A las diez menos cinco, Jocke y su compañero llegaron a la comisaría del noveno distrito en Surbrunnsgatan. Ofrecieron un relato nervioso y deshilvanado de lo que habían visto en Vanadislunden a un policía de guardia llamado Granlund.
Diez minutos más tarde, Granlund y otros cuatro agentes se personaban en el lugar.
Apenas doce horas antes, dos de estos agentes habían acudido a una zona cercana del mismo parque, donde se había producido uno más en la larga serie de atracos. Como entre el robo y la denuncia pasó casi una hora, todos dieron por descontado que el atracador debía hallarse ya lejos. Por ello, no se procedió entonces al examen minucioso de la zona. Nadie, pues, estaba en condiciones de precisar si el cuerpo de la niña estaba allí a esa hora.
Los cinco policías constataron que la niña estaba muerta, posiblemente por estrangulamiento —en lo que a ellos les alcanzaba, pues no eran expertos—, y esto significaba que con toda probabilidad había sido asesinada. De momento, poco más podía hacerse.
Mientras esperaban a los oficiales de la policía criminal y a los técnicos forenses, su principal misión consistía en impedir el acceso a los curiosos.
Al observar el lugar del crimen, Granlund pensó que sus colegas de la policía criminal no lo iban a tener especialmente fácil. Desde que el cuerpo estaba allí había llovido de forma intensa y obstinada. Por lo demás, creía saber quién era la niña, circunstancia que no le resultaba particularmente grata.
La noche pasada, a las once, una madre angustiada se había presentado en comisaría pidiendo que buscaran a su hija, de ocho años y medio. Había salido a jugar a eso de las siete y no habían vuelto a saber nada de ella.
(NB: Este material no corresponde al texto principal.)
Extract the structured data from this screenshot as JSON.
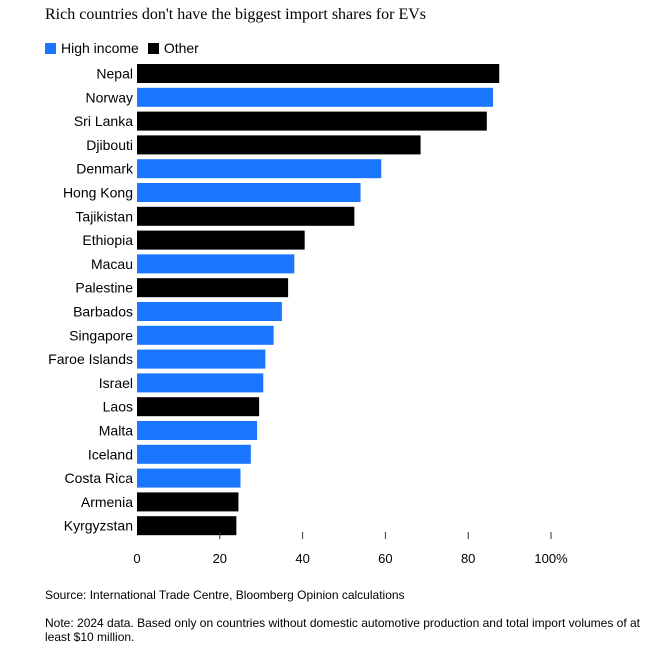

Desde el noveno distrito dieron la alarma a la policía criminal y se envió la descripción de la chica a todas las unidades. Además se pusieron en contacto con los servicios de urgencias de los hospitales.
Desgraciadamente, la descripción parecía encajar.
Granlund no tenía constancia de que hubieran encontrado a la niña. Además, vivía en Sveavägen, cerca de Vanadislunden, así que la cosa no dejaba lugar a dudas.
Pensó en los padres de la niña, que estarían en casa viviendo una espera angustiosa, y rogó para sus adentros no ser él el agente encargado de comunicarles la verdad.
Cuando finalmente llego la policía criminal, Granlund se sentía como si llevara una eternidad allí, al sol, a escasos metros de la niña muerta.
Se marchó en cuanto los expertos iniciaron su trabajo. Regresó a la comisaría del noveno distrito a pie, con la imagen de la niña muerta grabada en su mente.